Birsa Agricultural University in Kanke, Ranchi
Ranchi, Sept. 2: Grow rice like wheat, agriculture scientists are telling paddy farmers. Before you blink unbelievingly, experts are also stressing that transplantation, supposedly a must for paddy, can be dropped altogether.
“Do away with transplanting altogether,” D.N. Singh, chief scientist (rice), BAU, Ranchi, told The Telegraph.
Singh said he had written to the state agriculture department with a request that farmers across the state be encouraged to adopt direct paddy seeding.
Traditionally, farmers sow seeds in an upland area and transplant the saplings on an inundated, low-lying field.
This creates problems if rains are scant during transplanting, which happened this year. August, with 265.5mm of showers, proved to be the rainiest in Jharkhand in five years. But, it was too late for many paddy farmers who got dry fields in July when they wanted knee-deep water during paddy transplantation.

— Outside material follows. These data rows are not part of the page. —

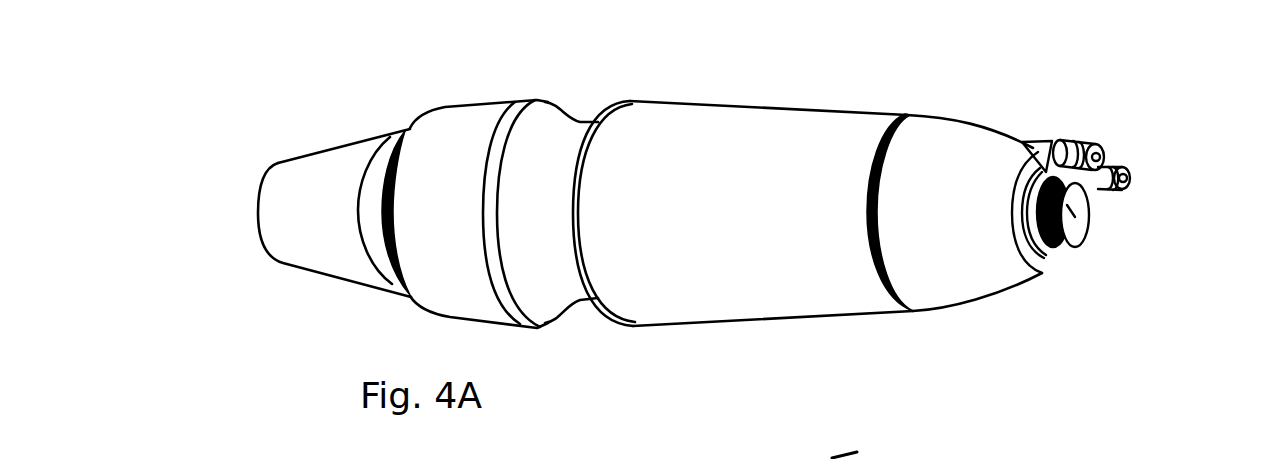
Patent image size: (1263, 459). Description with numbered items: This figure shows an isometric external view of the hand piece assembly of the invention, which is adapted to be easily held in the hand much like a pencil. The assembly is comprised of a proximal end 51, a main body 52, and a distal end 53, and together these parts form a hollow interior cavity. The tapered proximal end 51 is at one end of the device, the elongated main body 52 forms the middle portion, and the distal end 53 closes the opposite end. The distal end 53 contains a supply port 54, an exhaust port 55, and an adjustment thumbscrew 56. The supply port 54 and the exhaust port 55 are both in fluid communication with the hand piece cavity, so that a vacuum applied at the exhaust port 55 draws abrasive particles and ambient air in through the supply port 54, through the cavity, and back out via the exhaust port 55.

The proximal end 51 is at (333, 275).
The main body 52 is at (807, 318).
The distal end 53 is at (957, 312).
The supply port 54 is at (1082, 140).
The exhaust port 55 is at (1117, 162).
The adjustment thumbscrew 56 is at (1090, 230).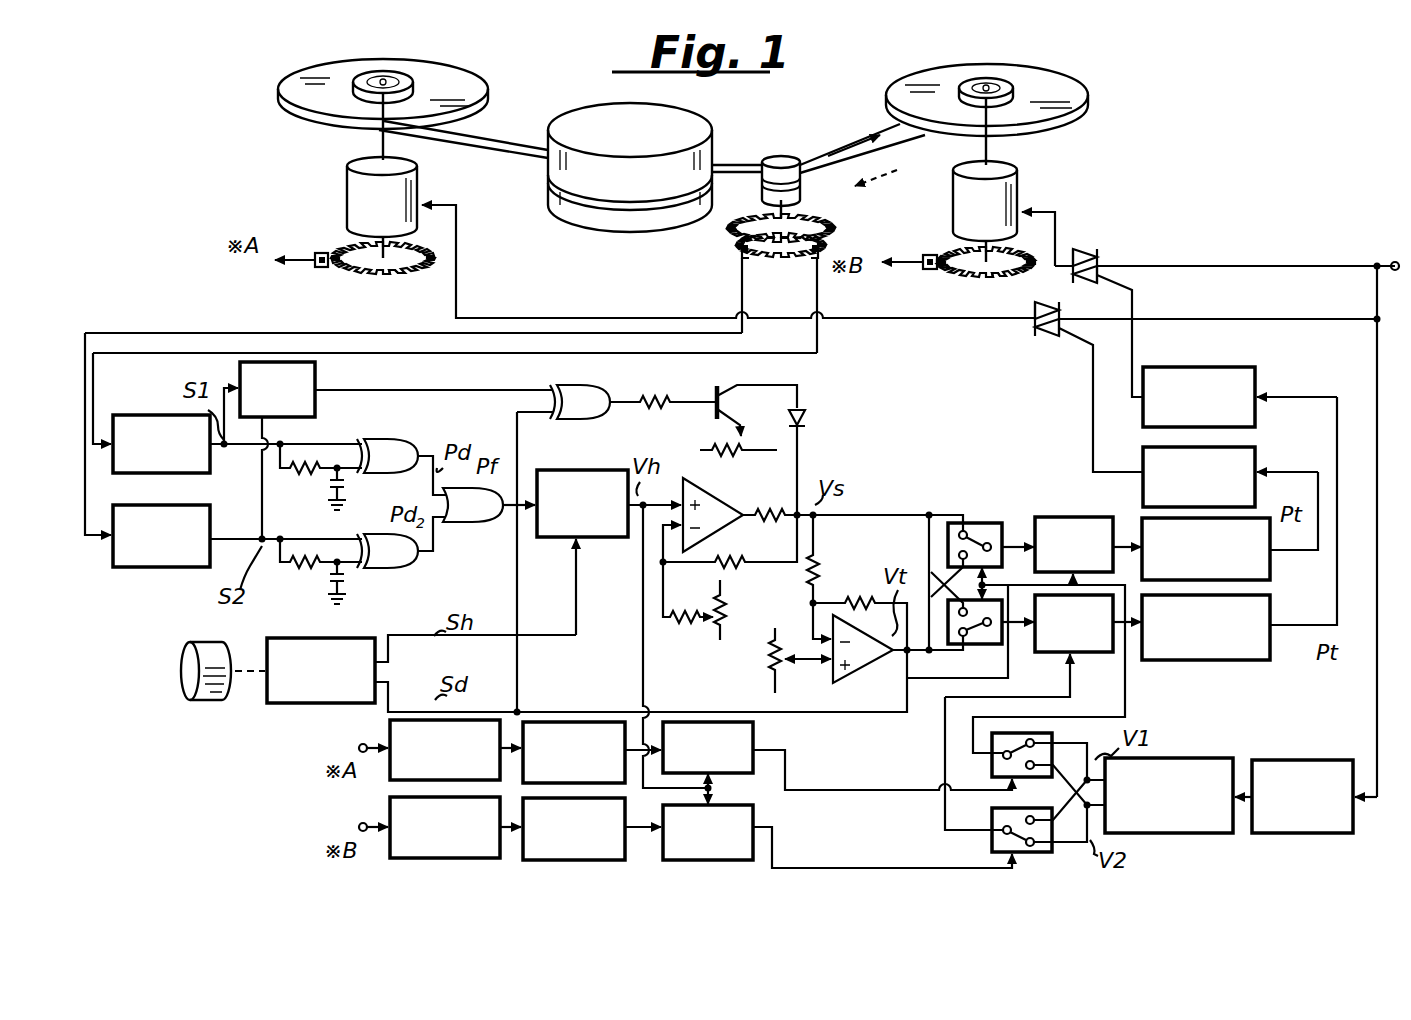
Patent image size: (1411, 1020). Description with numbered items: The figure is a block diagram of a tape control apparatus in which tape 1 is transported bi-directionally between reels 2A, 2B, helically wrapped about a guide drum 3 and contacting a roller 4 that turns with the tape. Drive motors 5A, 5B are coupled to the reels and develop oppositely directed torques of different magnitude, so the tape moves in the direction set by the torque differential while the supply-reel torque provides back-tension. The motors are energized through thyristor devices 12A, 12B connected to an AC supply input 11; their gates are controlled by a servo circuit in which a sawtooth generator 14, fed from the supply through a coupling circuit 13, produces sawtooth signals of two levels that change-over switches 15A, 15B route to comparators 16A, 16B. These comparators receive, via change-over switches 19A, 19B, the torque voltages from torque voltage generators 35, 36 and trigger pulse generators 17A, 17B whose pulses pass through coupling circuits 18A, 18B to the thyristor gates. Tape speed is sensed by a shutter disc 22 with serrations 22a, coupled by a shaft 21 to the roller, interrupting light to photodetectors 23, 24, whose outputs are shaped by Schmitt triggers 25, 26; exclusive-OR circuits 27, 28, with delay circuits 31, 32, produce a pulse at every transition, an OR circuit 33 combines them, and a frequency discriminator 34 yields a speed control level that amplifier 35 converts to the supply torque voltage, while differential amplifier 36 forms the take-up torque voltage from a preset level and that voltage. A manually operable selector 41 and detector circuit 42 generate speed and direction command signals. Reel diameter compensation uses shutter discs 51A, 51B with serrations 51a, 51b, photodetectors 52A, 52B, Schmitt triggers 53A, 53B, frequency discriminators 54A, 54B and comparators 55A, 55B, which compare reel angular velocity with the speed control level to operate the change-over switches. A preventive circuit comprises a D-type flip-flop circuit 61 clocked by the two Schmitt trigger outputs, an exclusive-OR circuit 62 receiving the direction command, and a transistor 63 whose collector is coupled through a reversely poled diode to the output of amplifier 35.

The tape 1 is at (509, 168).
The reel 2A is at (304, 124).
The reel 2B is at (1080, 128).
The guide drum 3 is at (571, 236).
The roller 4 is at (802, 198).
The drive motor 5A is at (347, 202).
The drive motor 5B is at (1019, 182).
The AC supply input 11 is at (1392, 254).
The thyristor device 12A is at (1033, 342).
The thyristor device 12B is at (1100, 255).
The coupling circuit 13 is at (1290, 755).
The sawtooth generator 14 is at (1160, 750).
The change-over switch 15A is at (988, 760).
The change-over switch 15B is at (990, 840).
The comparator 16A is at (1066, 517).
The comparator 16B is at (1088, 665).
The pulse generator 17A is at (1272, 572).
The pulse generator 17B is at (1272, 655).
The coupling circuit 18A is at (1256, 463).
The coupling circuit 18B is at (1256, 392).
The change-over switch 19A is at (988, 521).
The change-over switch 19B is at (1002, 665).
The shaft 21 is at (775, 206).
The shutter disc 22 is at (784, 260).
The serrations of shutter disc 22a is at (836, 234).
The photodetector 23 is at (818, 262).
The photodetector 24 is at (731, 254).
The Schmitt trigger 25 is at (212, 470).
The Schmitt trigger 26 is at (189, 569).
The exclusive-OR circuit 27 is at (412, 444).
The exclusive-OR circuit 28 is at (397, 568).
The delay circuit 31 is at (317, 486).
The delay circuit 32 is at (317, 584).
The OR circuit 33 is at (470, 528).
The frequency discriminator 34 is at (600, 540).
The torque voltage generator 35 is at (735, 535).
The torque voltage generator 36 is at (885, 670).
The selector 41 is at (210, 713).
The detector circuit 42 is at (294, 711).
The shutter disc 51A is at (374, 277).
The serrations 51a is at (406, 277).
The shutter disc 51B is at (972, 278).
The serrations 51b is at (1008, 278).
The photodetector 52A is at (315, 270).
The photodetector 52B is at (922, 272).
The Schmitt trigger 53A is at (384, 734).
The Schmitt trigger 53B is at (429, 858).
The frequency discriminator 54A is at (570, 720).
The frequency discriminator 54B is at (569, 858).
The comparator 55A is at (755, 742).
The comparator 55B is at (755, 822).
The D-type flip-flop circuit 61 is at (315, 404).
The exclusive-OR circuit 62 is at (590, 422).
The transistor 63 is at (714, 402).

Singh is now saying hybrid seeds can be directly planted in upland, medium and low-lying areas as well.
“In short, I suggested paddy should be grown like wheat to safeguard against recurrent crop failures,” Singh said.
Based on a series of experiments carried out at BAU independently and in collaboration with International Rice Institute, Manila and Directorate of Rice Research, Hyderabad, Singh found enough evidence to tell the state to advise farmers to do away with the “cumbersome transplanting process” altogether.

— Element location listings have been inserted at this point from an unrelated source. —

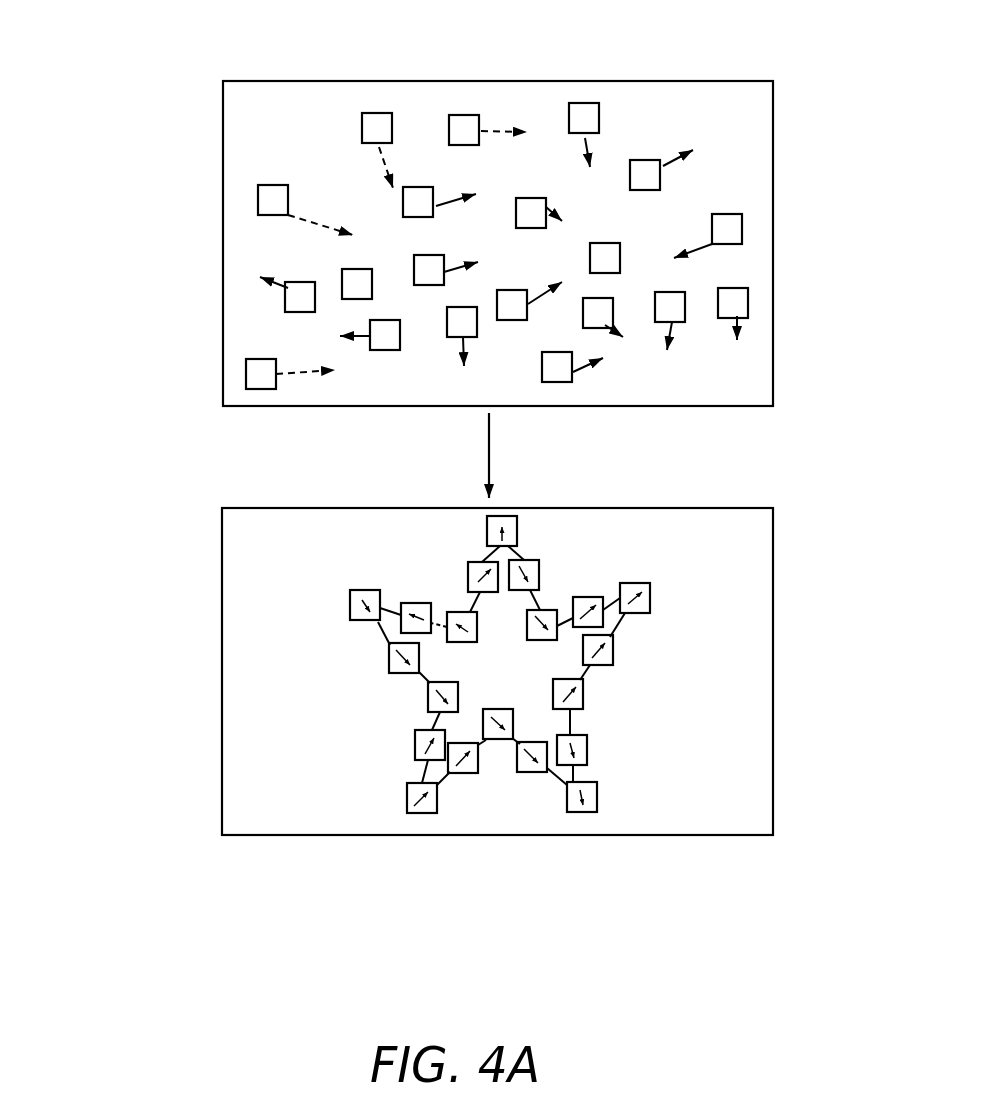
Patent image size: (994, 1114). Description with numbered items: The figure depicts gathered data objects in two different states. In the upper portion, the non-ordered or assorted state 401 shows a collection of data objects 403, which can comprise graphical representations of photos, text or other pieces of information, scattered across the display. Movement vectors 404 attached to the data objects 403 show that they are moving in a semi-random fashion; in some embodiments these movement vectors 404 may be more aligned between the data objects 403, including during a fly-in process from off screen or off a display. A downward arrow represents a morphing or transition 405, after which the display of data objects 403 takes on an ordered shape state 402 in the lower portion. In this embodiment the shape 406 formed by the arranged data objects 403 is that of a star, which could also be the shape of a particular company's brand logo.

The non-ordered or assorted state 401 is at (774, 107).
The ordered shape state 402 is at (226, 790).
The data objects 403 is at (362, 123).
The movement vectors 404 is at (340, 336).
The morphing or transition 405 is at (485, 460).
The shape 406 is at (428, 686).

“Last year, due to late rain, transplanting of paddy could not be carried out in more than 4 lakh hectares in Jharkhand. This year, as farmers are still hastily transplanting paddy, data isn’t available. All I am asking farmers is to simplify farming,” Singh said.
He added without transplanting, labour cost would go down. So would the number of days. Traditionally, a crop cycle takes 120 days. Without transplanting, paddy will be ready in 110 days, and use around 40 per cent less water.